County prisons around the United States restrict their inmates’ access to tampons and pads. According to an article by the non-profit magazine, Mother Jones, Californian attorney Paula Canny is doing everything in her power to make sure inmates have what they need during their time of the month.

Canny’s mission to change how local jails in California treat periods started when she met with her client, Christine Kolba, last year. Kolba was at the San Mateo County Jail on drug charges at the time, and Canny remembers her crying as menstrual blood dripped down her legs: “I was horrified for her.” Kolba told Canny that the provided free pads did not stick to the papery underwear she’d been issued and that the commissary charged $6.99 for a box of tampons.

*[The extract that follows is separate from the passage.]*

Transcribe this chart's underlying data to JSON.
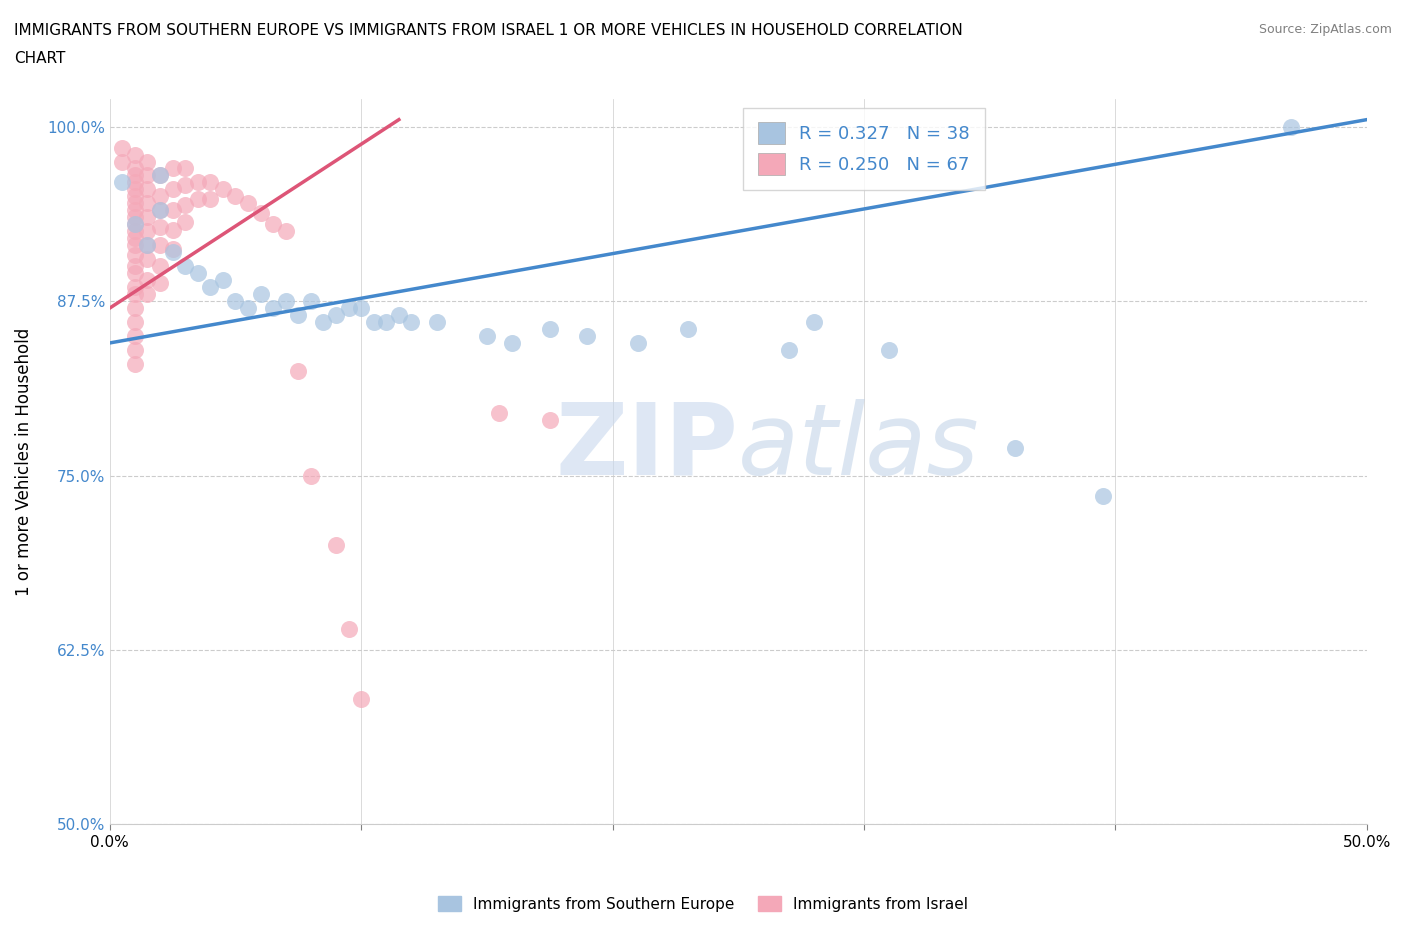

Canny convinced the jail to provide free tampons to Kolba and decided to do some digging. After looking through public records in almost every California county, she found that “most jails in the state offered free pads but charged for tampons, often at prices far above market rate.” Canny also found that the prison commissaries would only allow purchases once a week. In the past few years changes have been made on the federal prison and state prison levels to guarantee free pads and tampons, but there are still restrictions (and some prisons don’t offer tampons at all) at the local prison levels in most states. Canny wrote letters to the county prisons in California, but there were many who refused to make a change, so she filed a class-action lawsuit in Sacramento in December 2018. In the lawsuit Canny argues that denying free tampons violates due process clauses and also causes “embarrassment, stress, shame, and degradation.”

In 2015, Chandra Bozelko wrote an article for the Guardian about her time in Connecticut’s York Correctional Institution. Inmates at York were allotted 10 pads per month, which only allowed for one pad change per day during a 5-day cycle. The pads they were given had poor adhesive, did not have wings, and the number allotted did not allow for frequent changes, so Bozelko remembers seeing lots of pads falling out of pants. Tampons at York Correctional Institution were expensive and were stocked in short supply. In her article, Bozelko proposes Thinkx period underwear as an initially expensive, but ultimately cost effective alternative for inmates that prisons will most likely not consider.

In 2018, the Associated Press reported a story about an inmate in Maryland who got toxic shock syndrome after using toilet paper as a makeshift tampon. The woman ended up needing an emergency hysterectomy after her release from prison. Mother Jones also reported on a 2016 story about Carol Martin who was serving time at the San Luis Obispo County Jail. Martin had soaked through all of the pads provided to her and her mental state deteriorated after she was denied her medications. Martin ended up in an isolation unit with no clothes or tampons, sitting in a pool of her menstrual blood. Martin told Mother Jones, “It was horrible. It makes you feel like an animal.”

Clearly, the work that Canny is doing on the local prison level in California is important and improvements need to be made in local, state, and federal prisons nationwide for the physical and mental health of female prisoners. Periods are messy and unpredictable as it is—prisons should not be allowed to use periods as a punishment method.